12 Wet van 12 december 1991, Stb. 697.
13 Kamerstukken II, 1988/89, 21 198, nr. 3, blz. 50.
14 Vóór 1997 stond deze bepaling in lid 4.
15 Kamerstukken II, 1988/1989, 21 198, nr. 3, blz. 96.
16 Kamerstukken II, 1998/1999, 26 728, nr. 3, blz. 84-85.
17 Kamerstukken II, 1998/1999, 26 728, nr. 3, blz. 88-89.
18 Kamerstukken II, 1999/2000, 26 728, nr. 6, blz. 96-97.
19 Kamerstukken II, 1999/2000, 26 728, nr. 7, blz. 27-28.
20 Thans opgenomen in artikel 3.100 wet IB 2001, zij het in een andere vorm.
21 Kamerstukken II, 1998/1999, 26 727, nr. 3, blz. 139.
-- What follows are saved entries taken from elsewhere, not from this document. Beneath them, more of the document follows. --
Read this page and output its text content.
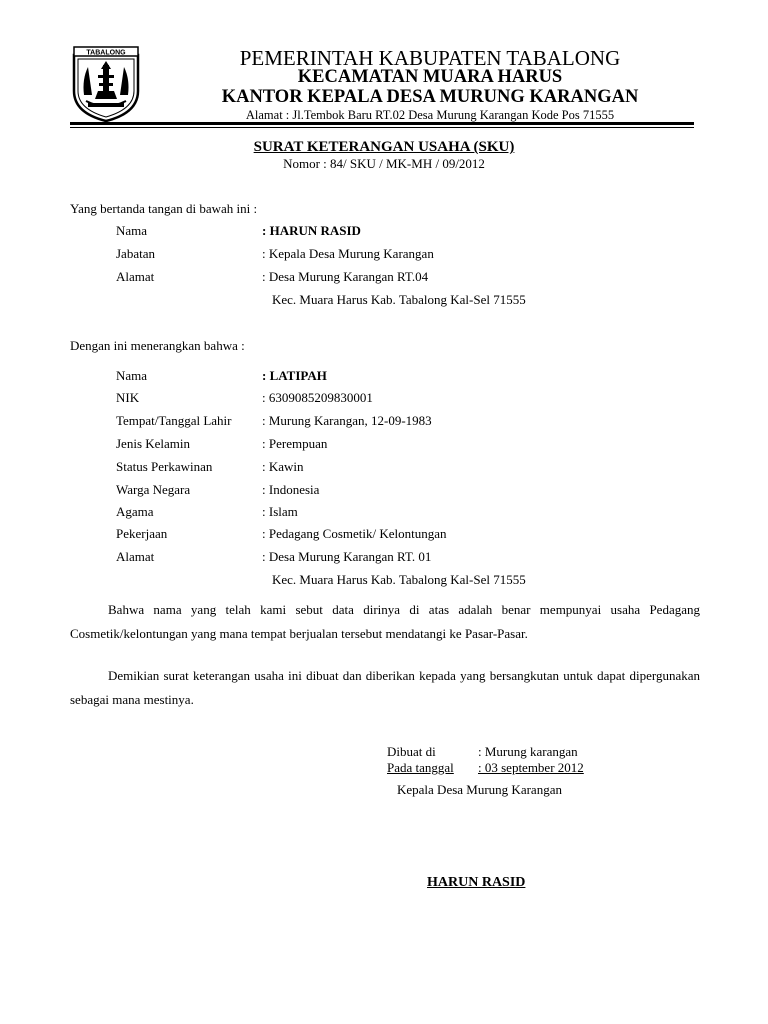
TABALONG	PEMERINTAH KABUPATEN TABALONG
KECAMATAN MUARA HARUS
KANTOR KEPALA DESA MURUNG KARANGAN
Alamat : Jl.Tembok Baru RT.02 Desa Murung Karangan Kode Pos 71555
SURAT KETERANGAN USAHA (SKU)
Nomor : 84/ SKU / MK-MH / 09/2012
Yang bertanda tangan di bawah ini :
Nama	: HARUN RASID
Jabatan	: Kepala Desa Murung Karangan
Alamat	: Desa Murung Karangan RT.04
Kec. Muara Harus Kab. Tabalong Kal-Sel 71555
Dengan ini menerangkan bahwa :
Nama	: LATIPAH
NIK	: 6309085209830001
Tempat/Tanggal Lahir : Murung Karangan, 12-09-1983
Jenis Kelamin	: Perempuan
Status Perkawinan	: Kawin
Warga Negara	: Indonesia
Agama	: Islam
Pekerjaan	: Pedagang Cosmetik/ Kelontungan
Alamat	: Desa Murung Karangan RT. 01
Kec. Muara Harus Kab. Tabalong Kal-Sel 71555
Bahwa nama yang telah kami sebut data dirinya di atas adalah benar mempunyai usaha Pedagang Cosmetik/kelontungan yang mana tempat berjualan tersebut mendatangi ke Pasar-Pasar.
Demikian surat keterangan usaha ini dibuat dan diberikan kepada yang bersangkutan untuk dapat dipergunakan sebagai mana mestinya.
Dibuat di	: Murung karangan
Pada tanggal	: 03 september 2012
Kepala Desa Murung Karangan
HARUN RASID
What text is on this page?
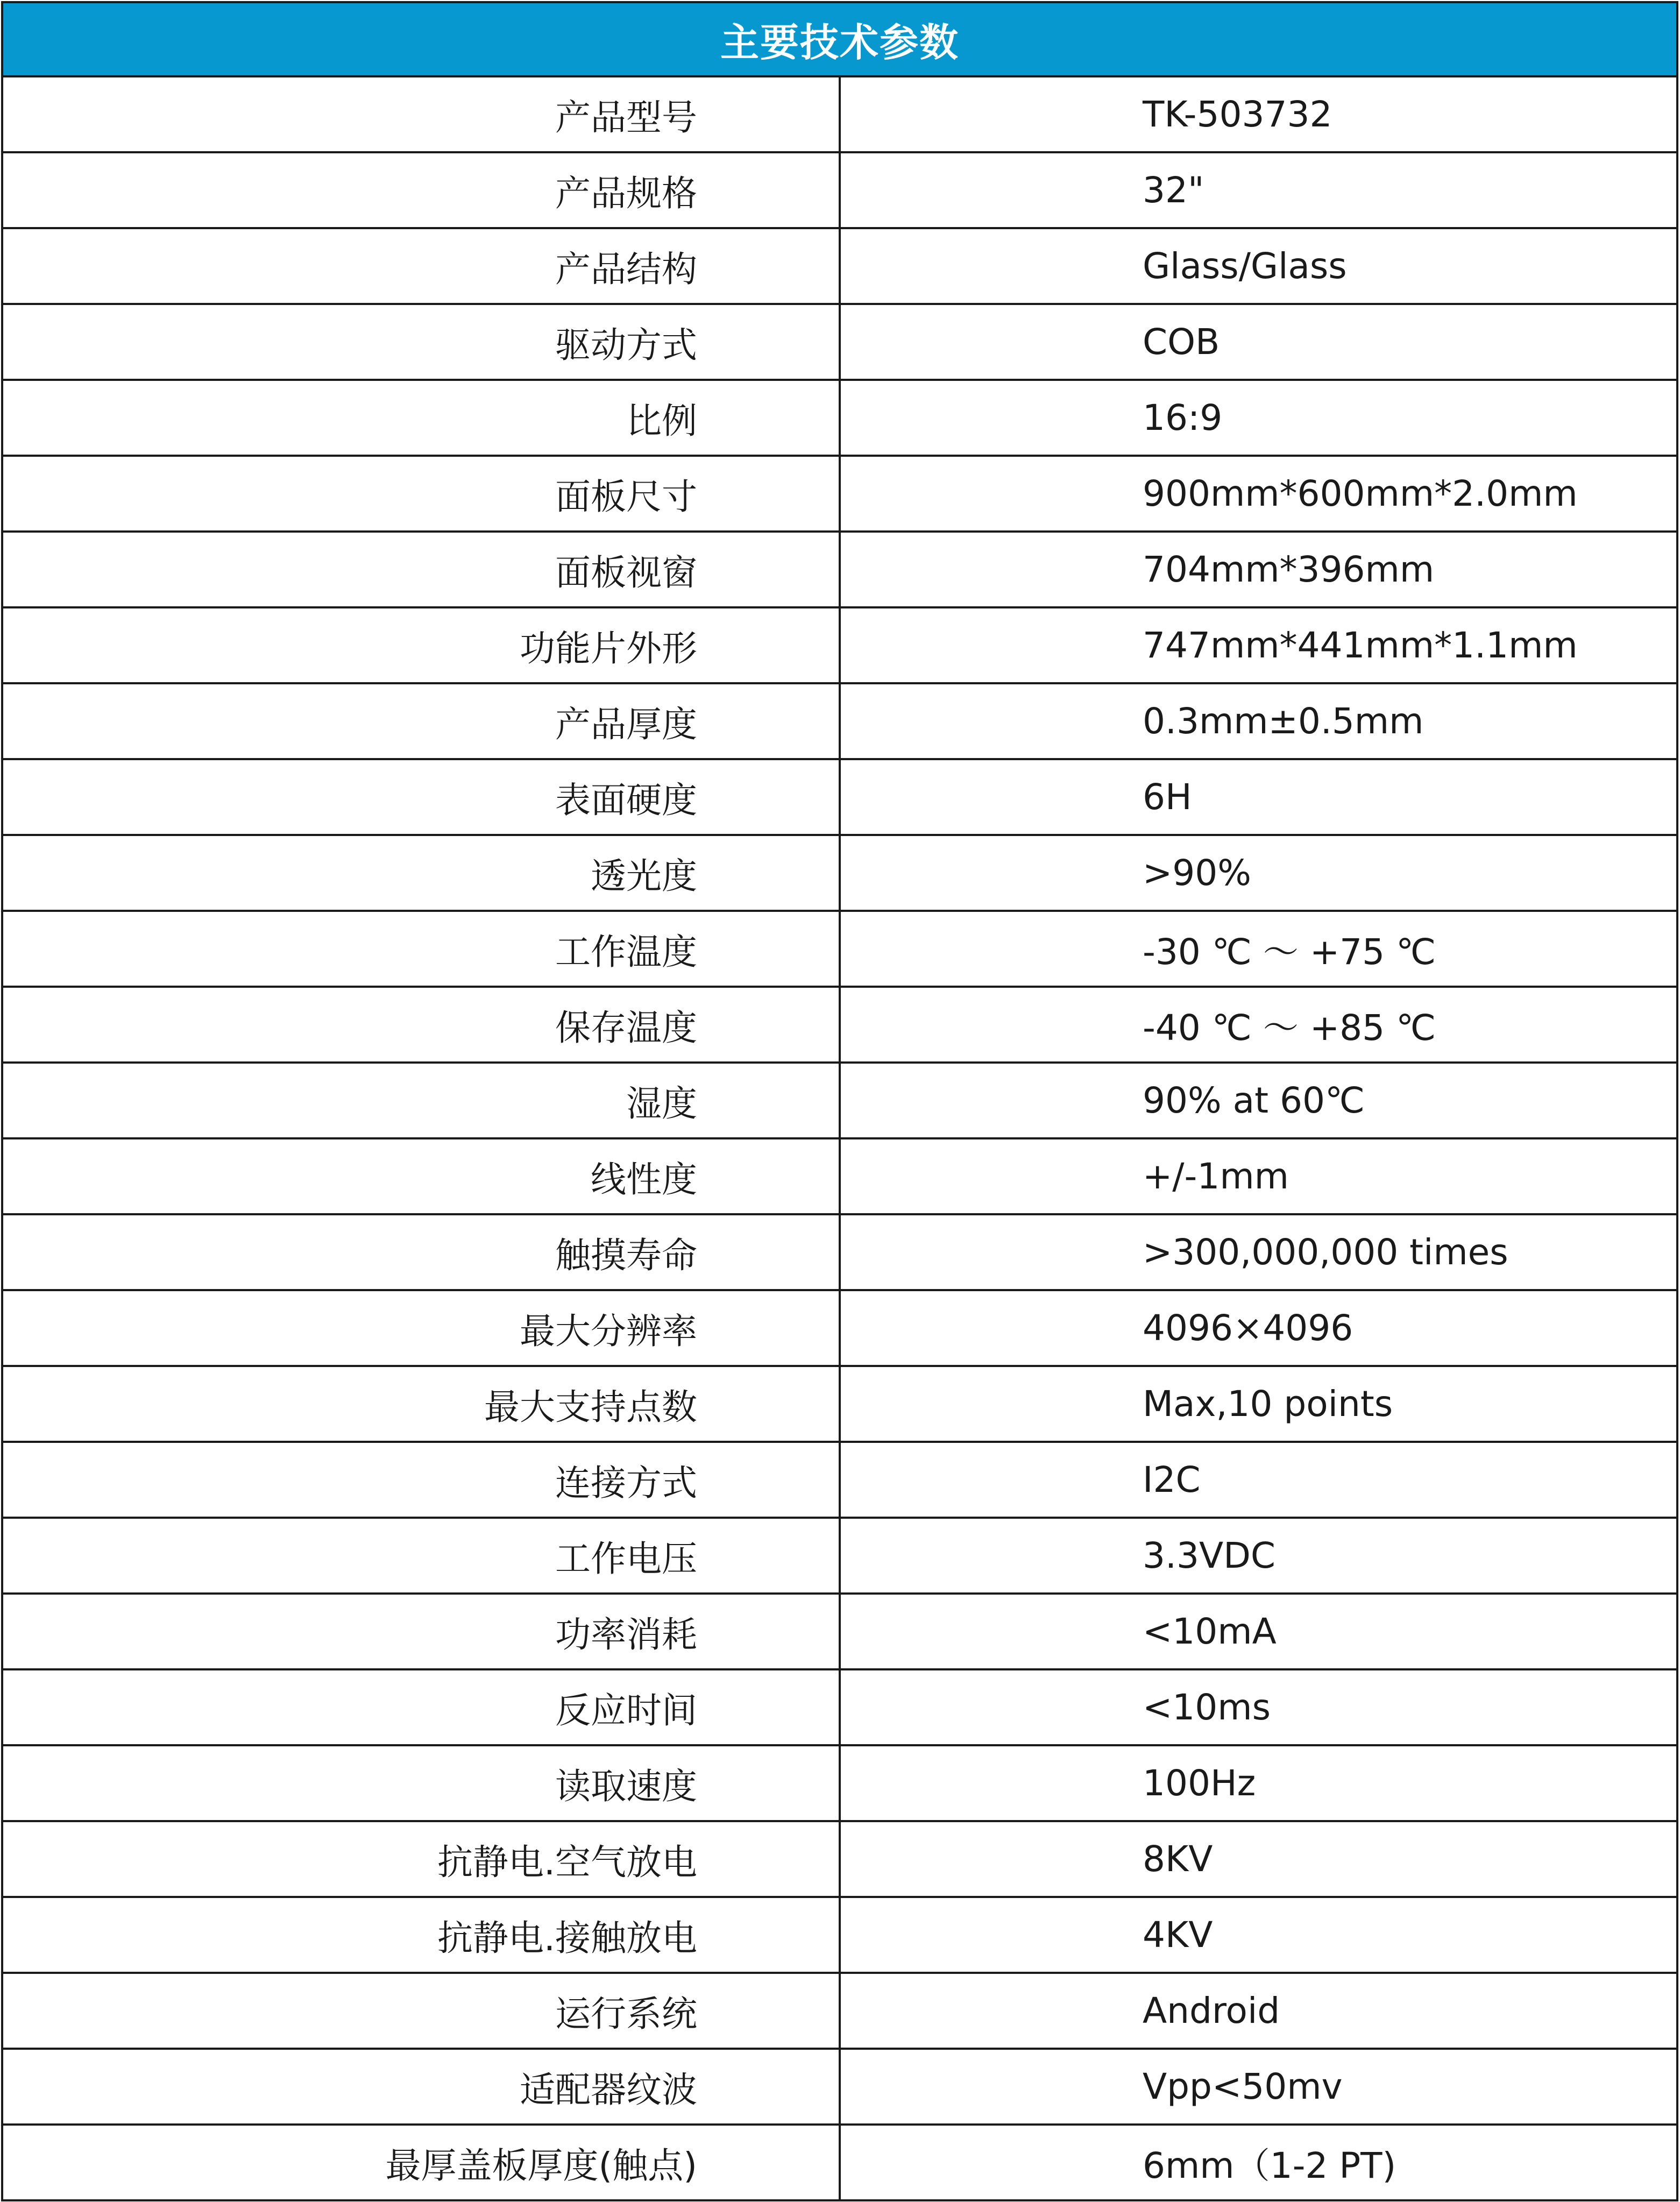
主要技术参数	
产品型号	TK-503732
产品规格	32"
产品结构	Glass/Glass
驱动方式	COB
比例	16:9
面板尺寸	900mm*600mm*2.0mm
面板视窗	704mm*396mm
功能片外形	747mm*441mm*1.1mm
产品厚度	0.3mm±0.5mm
表面硬度	6H
透光度	>90%
工作温度	-30 ℃ ～ +75 ℃
保存温度	-40 ℃ ～ +85 ℃
湿度	90% at 60℃
线性度	+/-1mm
触摸寿命	>300,000,000 times
最大分辨率	4096×4096
最大支持点数	Max,10 points
连接方式	I2C
工作电压	3.3VDC
功率消耗	<10mA
反应时间	<10ms
读取速度	100Hz
抗静电.空气放电	8KV
抗静电.接触放电	4KV
运行系统	Android
适配器纹波	Vpp<50mv
最厚盖板厚度(触点)	6mm（1-2 PT)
22 In HR 11 juni 1997, nr. 31 193, LJN: AA2173, oordeelde de Hoge Raad, kort
gezegd, dat in overeenstemming met de strekking van de Resolutie bij de toepassing
van de verruimde saldomethode rekening mag worden gehouden met het feit dat
in de jaren dat verzuimd werd premies in aftrek te brengen, inkomsten zijn verzwegen.
23 HR 21 oktober 1992, nr. 28 301, LJN: ZC5133, BNB 1993/26 met noot P. den
Boer, FED 1992/ 843, VN 1992/3487 met noot redactie en WFR 1992/1622.
24 Fiscale Encyclopedie De Vakstudie, onderdeel Inkomstenbelasting 1964, Artikelsgewijs
commentaar bij artikel 45c, aantekening 16.
25 De woorden 'in beginsel' houden verband met de correctie in artikel I, onderdeel
T, lid 3, Invoeringswet Wet IB 2001 (zie 4.13).